Nei due racconti che ho proposto io non ho voluto fare un saggio storico anche se tutti i riferimenti ai fatti di quell’anno sono rigorosamente documentati. Il mio è stato un tentativo, spero gradevole,di portare la conoscenza a livello popolare per far si che anche la gente comuneprenda coscienza della sua storia, degli eroi che l’hanno contrassegnata e, persino, degli errori compiuti in buona o mala fede. La mamma che legge il racconto alla figlia tredicenne, la signora che ricorda il racconto della nonna, la testimonianza di chi in qualche modo ha vissuto quegli eventi resteranno nella mia memoria perché certificano che ci sono nel nostro popolo i sentimenti utili per trasformare la città da un insieme di case in un aggregato umano. Ecco: ho cercato di raccogliere dal passato la sfida per l’oggi e mi riferisco soprattutto ai giovani, frastornati oggi datanti maestri occasionali che li rendono incapaci di costruire in autonomia il loro futuro.

Il sangue di quelle pie donne, che avevano fatto dell’aiuto agli altri uno stile di vita, ha dato frutti copiosi alla città: con gli occhi stupiti per tanta crudeltà esse hanno perdonato e quel perdono è stato il collante per la pacificazione sociale. La loro morte atroce mise in crisi gli stessi aguzzini, costrinsero le autorità comunali e nazionali a risolvere alla radice le problematiche annose del nostro vivere civile, fece emergere personalità di grande fascino che faranno la fortuna della nostra città al momento della ricostruzione.

Nella vicenda c’erano tutti gli elementi per una battaglia politica: non dimentichiamo che mancano ancora due anni al 1948 quando la politica si stabilizzò.
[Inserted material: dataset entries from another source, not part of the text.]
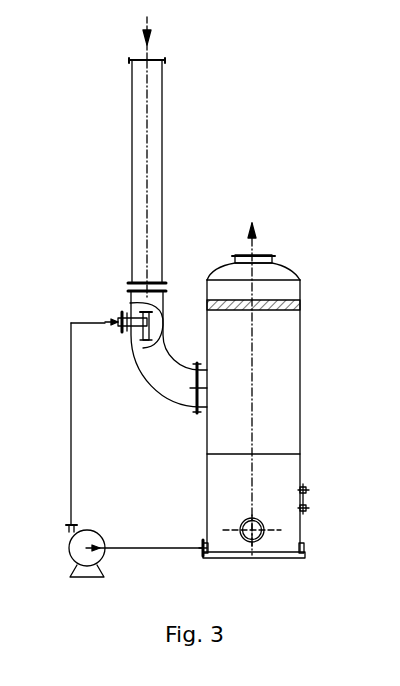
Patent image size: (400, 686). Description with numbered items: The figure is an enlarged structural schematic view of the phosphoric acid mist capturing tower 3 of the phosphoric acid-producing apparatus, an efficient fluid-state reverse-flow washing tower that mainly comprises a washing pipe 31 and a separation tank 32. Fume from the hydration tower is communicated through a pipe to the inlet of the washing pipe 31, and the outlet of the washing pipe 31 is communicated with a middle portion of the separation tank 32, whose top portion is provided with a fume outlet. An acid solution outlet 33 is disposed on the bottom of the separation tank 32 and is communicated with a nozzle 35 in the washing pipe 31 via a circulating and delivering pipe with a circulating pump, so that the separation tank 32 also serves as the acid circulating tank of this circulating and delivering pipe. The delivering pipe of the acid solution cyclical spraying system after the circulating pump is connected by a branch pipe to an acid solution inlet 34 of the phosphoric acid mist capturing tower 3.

The phosphoric acid mist capturing tower 3 is at (135, 358).
The washing pipe 31 is at (135, 175).
The separation tank 32 is at (360, 285).
The acid solution outlet 33 is at (203, 545).
The acid solution inlet 34 is at (305, 500).
The nozzle 35 is at (143, 314).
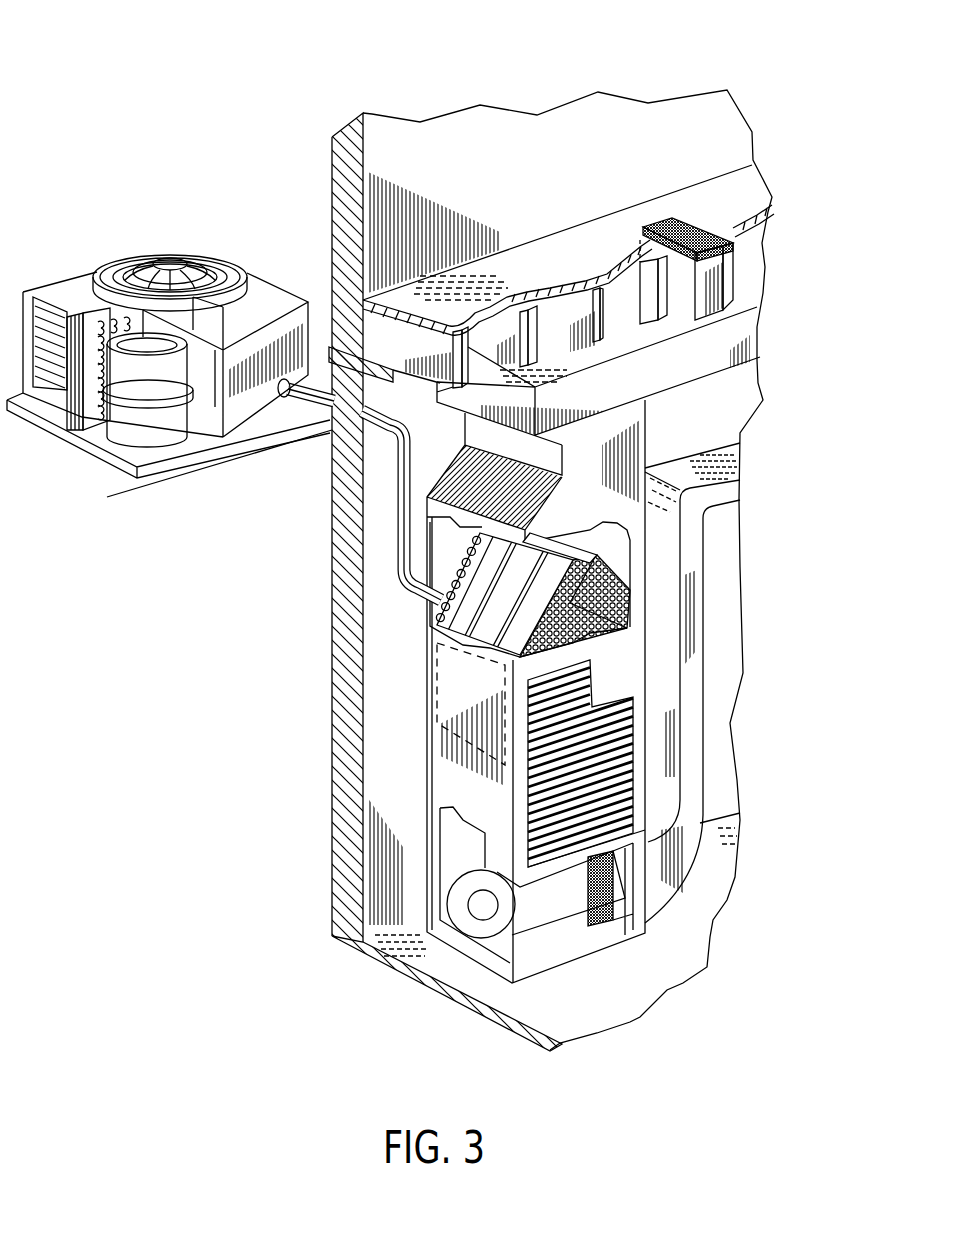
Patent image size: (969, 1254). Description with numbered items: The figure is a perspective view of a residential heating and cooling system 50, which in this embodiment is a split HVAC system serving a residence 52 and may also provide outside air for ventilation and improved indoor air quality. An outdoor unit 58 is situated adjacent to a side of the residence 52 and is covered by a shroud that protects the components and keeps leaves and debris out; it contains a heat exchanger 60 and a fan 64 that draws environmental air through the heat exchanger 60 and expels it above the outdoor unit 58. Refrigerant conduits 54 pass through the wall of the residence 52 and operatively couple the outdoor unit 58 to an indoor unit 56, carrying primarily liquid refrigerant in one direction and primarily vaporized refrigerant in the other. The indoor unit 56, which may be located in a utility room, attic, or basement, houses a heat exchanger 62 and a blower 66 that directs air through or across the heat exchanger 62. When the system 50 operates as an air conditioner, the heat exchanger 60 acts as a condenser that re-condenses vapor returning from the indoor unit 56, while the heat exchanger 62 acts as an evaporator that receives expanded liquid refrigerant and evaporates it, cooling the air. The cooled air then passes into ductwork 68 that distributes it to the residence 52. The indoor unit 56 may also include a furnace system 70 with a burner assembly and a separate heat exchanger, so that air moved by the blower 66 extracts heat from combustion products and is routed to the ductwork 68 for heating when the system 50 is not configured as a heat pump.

The residential heating and cooling system 50 is at (160, 82).
The residence 52 is at (465, 135).
The refrigerant conduits 54 is at (398, 500).
The indoor unit 56 is at (403, 748).
The outdoor unit 58 is at (126, 244).
The heat exchanger 60 is at (103, 323).
The heat exchanger 62 is at (487, 620).
The fan 64 is at (187, 257).
The blower 66 is at (477, 927).
The ductwork 68 is at (690, 357).
The furnace system 70 is at (440, 690).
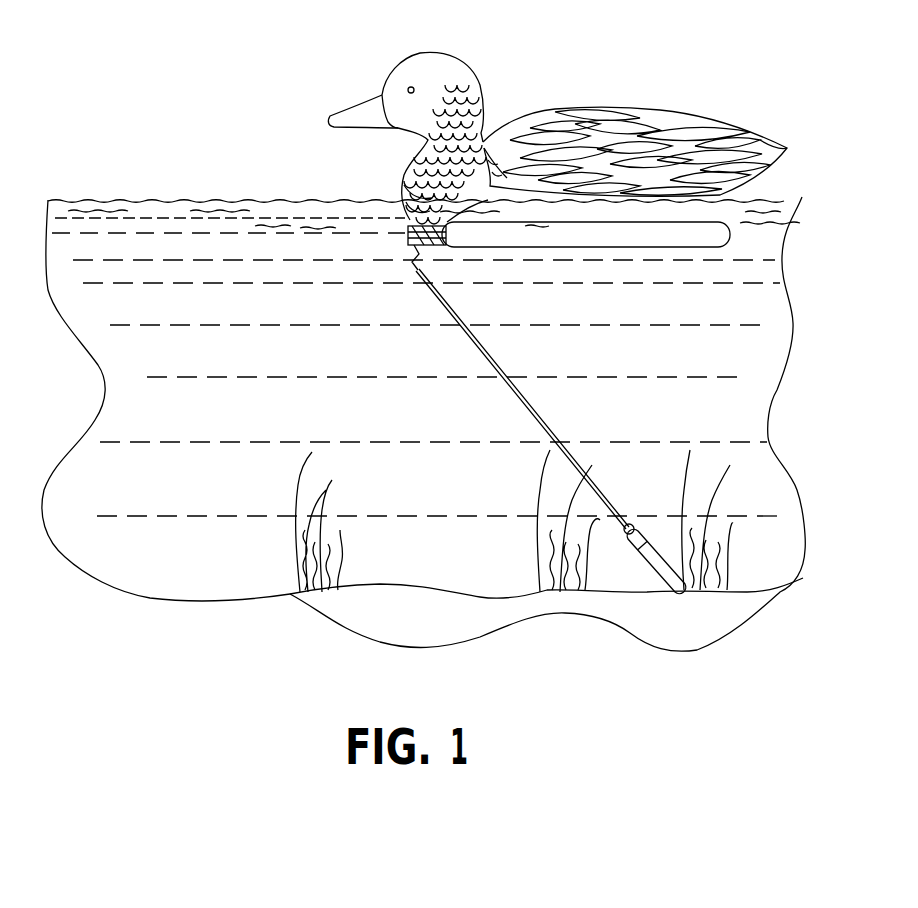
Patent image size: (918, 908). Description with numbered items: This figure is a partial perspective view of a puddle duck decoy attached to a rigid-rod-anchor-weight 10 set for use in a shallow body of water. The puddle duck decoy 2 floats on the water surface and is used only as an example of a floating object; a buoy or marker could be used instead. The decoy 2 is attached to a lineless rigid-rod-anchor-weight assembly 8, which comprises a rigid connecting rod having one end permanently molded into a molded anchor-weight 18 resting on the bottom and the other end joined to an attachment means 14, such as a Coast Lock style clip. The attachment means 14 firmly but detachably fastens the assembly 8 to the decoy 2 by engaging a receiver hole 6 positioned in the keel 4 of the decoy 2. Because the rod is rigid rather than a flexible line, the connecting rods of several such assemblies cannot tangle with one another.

The puddle duck decoy attached to rigid-rod-anchor-weight 10 is at (790, 42).
The puddle duck decoy 2 is at (473, 69).
The keel 4 is at (732, 233).
The receiver hole 6 is at (410, 228).
The lineless rigid-rod-anchor-weight assembly 8 is at (578, 407).
The attachment means 14 is at (414, 236).
The molded anchor-weight 18 is at (686, 553).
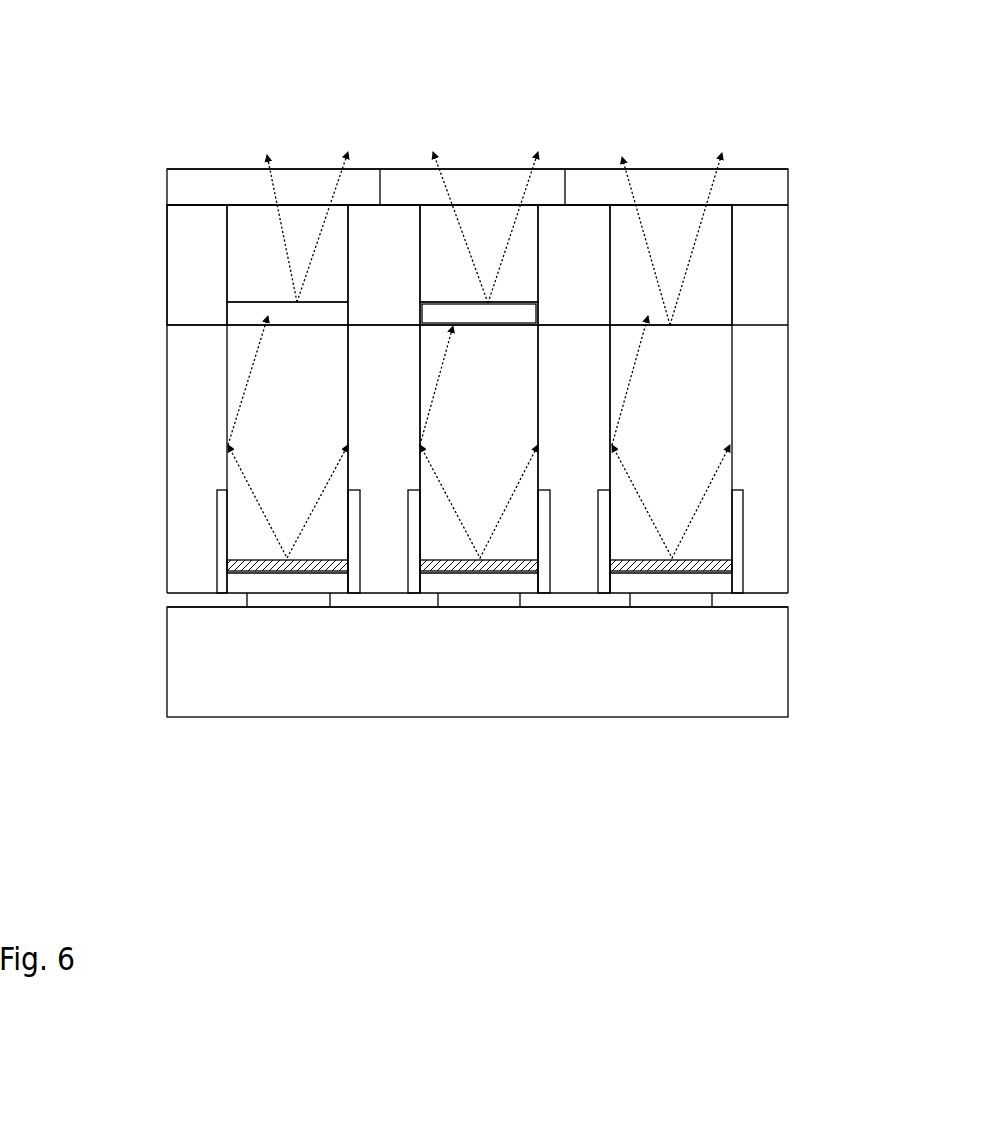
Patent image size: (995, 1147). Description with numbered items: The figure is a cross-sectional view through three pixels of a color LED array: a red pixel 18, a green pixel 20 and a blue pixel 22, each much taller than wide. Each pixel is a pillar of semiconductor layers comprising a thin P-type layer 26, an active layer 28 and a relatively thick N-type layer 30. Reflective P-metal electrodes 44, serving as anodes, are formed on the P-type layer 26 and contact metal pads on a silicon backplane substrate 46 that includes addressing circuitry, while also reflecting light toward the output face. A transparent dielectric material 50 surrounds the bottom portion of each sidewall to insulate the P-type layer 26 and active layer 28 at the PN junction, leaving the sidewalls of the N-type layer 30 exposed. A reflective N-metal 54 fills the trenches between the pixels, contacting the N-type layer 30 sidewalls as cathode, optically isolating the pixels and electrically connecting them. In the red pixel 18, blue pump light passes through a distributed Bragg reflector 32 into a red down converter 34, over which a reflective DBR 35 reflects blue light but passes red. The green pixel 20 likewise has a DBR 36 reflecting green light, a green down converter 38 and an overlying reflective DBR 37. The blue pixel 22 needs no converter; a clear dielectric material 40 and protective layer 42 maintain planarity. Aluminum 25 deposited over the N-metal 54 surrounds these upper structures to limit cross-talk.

The red pixel 18 is at (485, 112).
The green pixel 20 is at (295, 112).
The blue pixel 22 is at (670, 112).
The aluminum 25 is at (778, 235).
The P-type layer 26 is at (625, 623).
The active layer 28 is at (718, 623).
The N-type layer 30 is at (275, 491).
The distributed Bragg reflector 32 is at (542, 305).
The red down converter 34 is at (425, 210).
The reflective DBR 35 is at (553, 180).
The DBR 36 is at (333, 313).
The reflective DBR 37 is at (368, 180).
The green down converter 38 is at (240, 210).
The clear dielectric material 40 is at (618, 210).
The protective layer 42 is at (752, 180).
The reflective P-metal electrode 44 is at (677, 623).
The backplane substrate 46 is at (778, 688).
The transparent dielectric material 50 is at (737, 597).
The reflective N-metal 54 is at (778, 362).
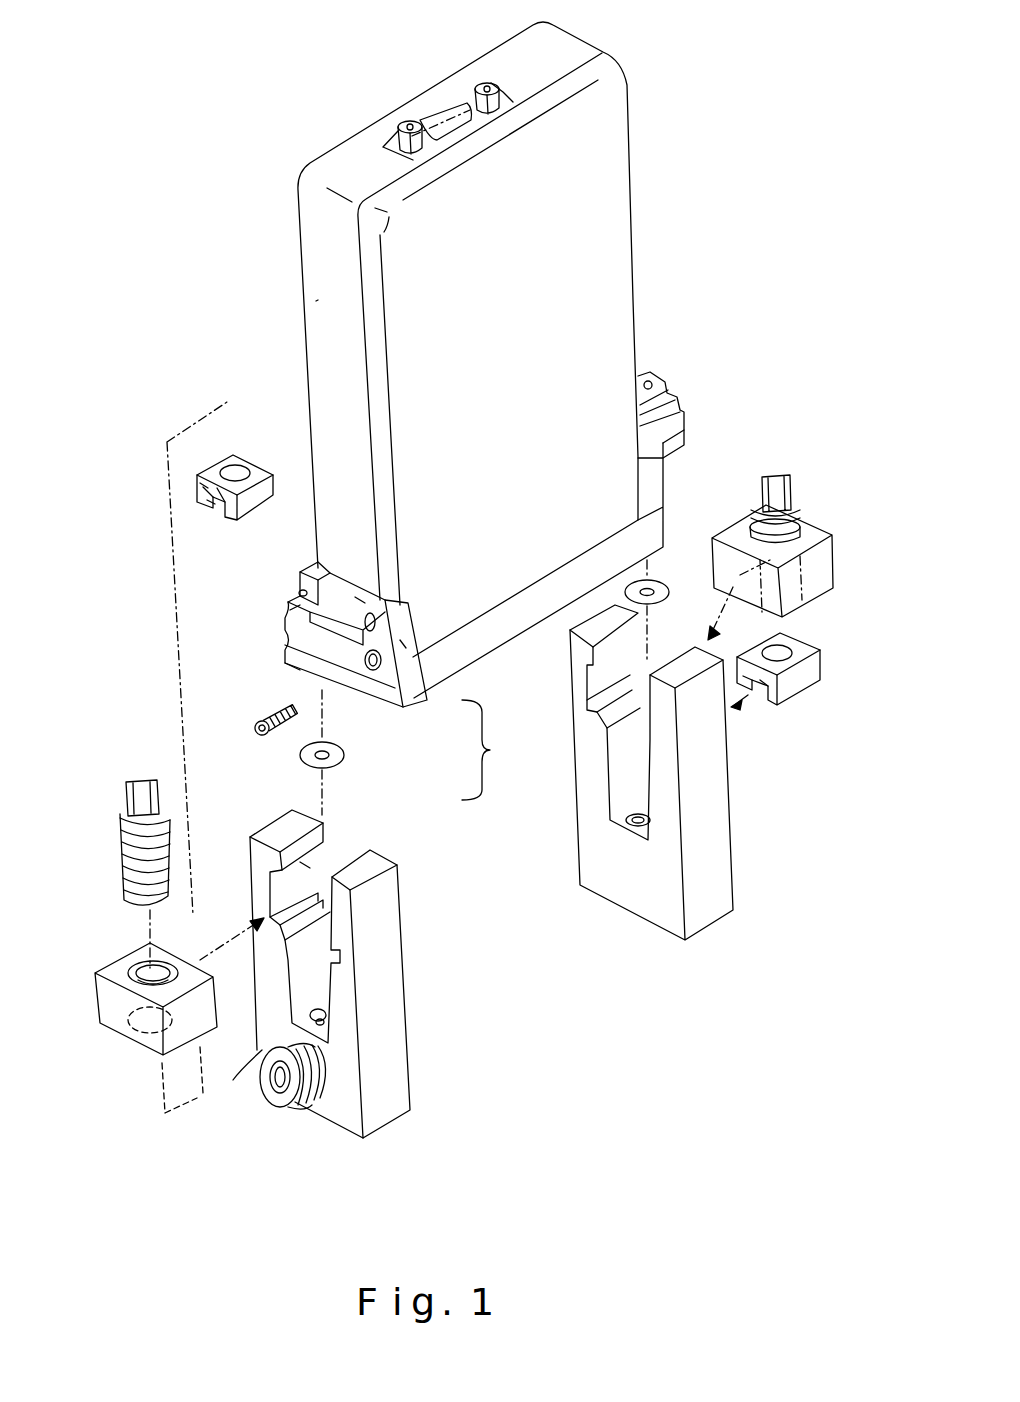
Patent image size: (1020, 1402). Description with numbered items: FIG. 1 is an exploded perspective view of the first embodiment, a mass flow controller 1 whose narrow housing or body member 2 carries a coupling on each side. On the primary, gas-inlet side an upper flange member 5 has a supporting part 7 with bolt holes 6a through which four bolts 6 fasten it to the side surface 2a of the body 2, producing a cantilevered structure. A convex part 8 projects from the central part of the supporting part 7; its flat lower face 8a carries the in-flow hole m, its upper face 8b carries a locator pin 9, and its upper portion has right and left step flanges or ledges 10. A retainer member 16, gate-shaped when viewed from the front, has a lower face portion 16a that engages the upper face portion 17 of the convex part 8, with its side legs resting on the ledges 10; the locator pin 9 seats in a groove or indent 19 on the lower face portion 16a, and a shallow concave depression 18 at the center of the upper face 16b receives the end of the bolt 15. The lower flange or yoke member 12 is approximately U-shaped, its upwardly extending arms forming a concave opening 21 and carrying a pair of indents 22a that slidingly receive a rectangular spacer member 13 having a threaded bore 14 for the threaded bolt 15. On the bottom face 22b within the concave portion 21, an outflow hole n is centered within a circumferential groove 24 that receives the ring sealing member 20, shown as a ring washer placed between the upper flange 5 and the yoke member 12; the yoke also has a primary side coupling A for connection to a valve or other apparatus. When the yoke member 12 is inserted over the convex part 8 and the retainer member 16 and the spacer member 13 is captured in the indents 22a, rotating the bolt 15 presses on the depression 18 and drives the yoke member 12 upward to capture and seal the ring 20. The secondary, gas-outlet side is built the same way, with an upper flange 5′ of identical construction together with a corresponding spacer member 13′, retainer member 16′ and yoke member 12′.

The mass flow controller 1 is at (472, 360).
The housing or narrow body member 2 is at (503, 360).
The side surface of the body 2a is at (312, 232).
The upper flange member 5 is at (487, 750).
The upper flange on the secondary side 5′ is at (685, 423).
The bolts 6 is at (256, 722).
The bolt holes 6a is at (370, 683).
The supporting part 7 is at (403, 645).
The convex part 8 is at (334, 603).
The lower face of the convex part 8a is at (292, 685).
The upper face of the convex part 8b is at (318, 578).
The locator pin 9 is at (303, 593).
The step flanges or ledges 10 is at (290, 610).
The lower flange or yoke member 12 is at (353, 997).
The mounting bracket 12′ is at (820, 858).
The spacer member 13 is at (136, 1017).
The spacer member on the secondary side 13′ is at (838, 556).
The bolt hole or bore 14 is at (130, 972).
The threaded bolt 15 is at (120, 860).
The retainer member 16 is at (185, 618).
The retainer member on the secondary side 16′ is at (820, 677).
The lower face portion of the retainer member 16a is at (217, 507).
The upper face of the retainer member 16b is at (235, 466).
The upper face portion of the convex part 17 is at (338, 580).
The shallow concave depression 18 is at (205, 478).
The locator pin groove or indent 19 is at (188, 493).
The ring sealing member 20 is at (300, 766).
The concave opening or part 21 is at (303, 970).
The indents 22a is at (355, 910).
The bottom face 22b is at (330, 1037).
The circumferential groove 24 is at (325, 1003).
The in-flow hole m is at (290, 647).
The outflow port or hole n is at (330, 1020).
The primary side coupling A is at (300, 1093).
Nel 1946 c’era ancora chi sperava di poter sabotare la nascente democrazia per imporre una diversa esperienza totalitaria. E’ nelle crisi epocali che sorgono i grandi uomini. La presenza in tribunale di due grandi avvocati (Jannuzzi e Sforza)favorirono la scelta di depurare il processo della politica per lanciare un messaggio: per quanto possa essere dura la lotta politica la violenza è sempre una scelta personale: nessuna copertura al delitto. Lezione ancora attuale. Certo qualcuno può dire che la sentenza fece torto alla verità. La verità non esiste, è solo quella che si vuole o si può far emergere. Non a caso duemila anni fa Qualcuno disse che Lui era la verità. Quelle degli uomini sono solo un azzardo. Il dato oggettivo è che quella scelta ci regalò la pace sociale e due uomini che poi, da sponde opposte, faranno la Storia. Jannuzzi ci prenderà per mano trascinandoci fuori dalle secche del dopoguerra, Sforza contribuirà in qualche modo dalla opposizione. Fu un grande dopoguerra il nostro con uomini capaci di dedicarsi generosamente al servizio della collettività.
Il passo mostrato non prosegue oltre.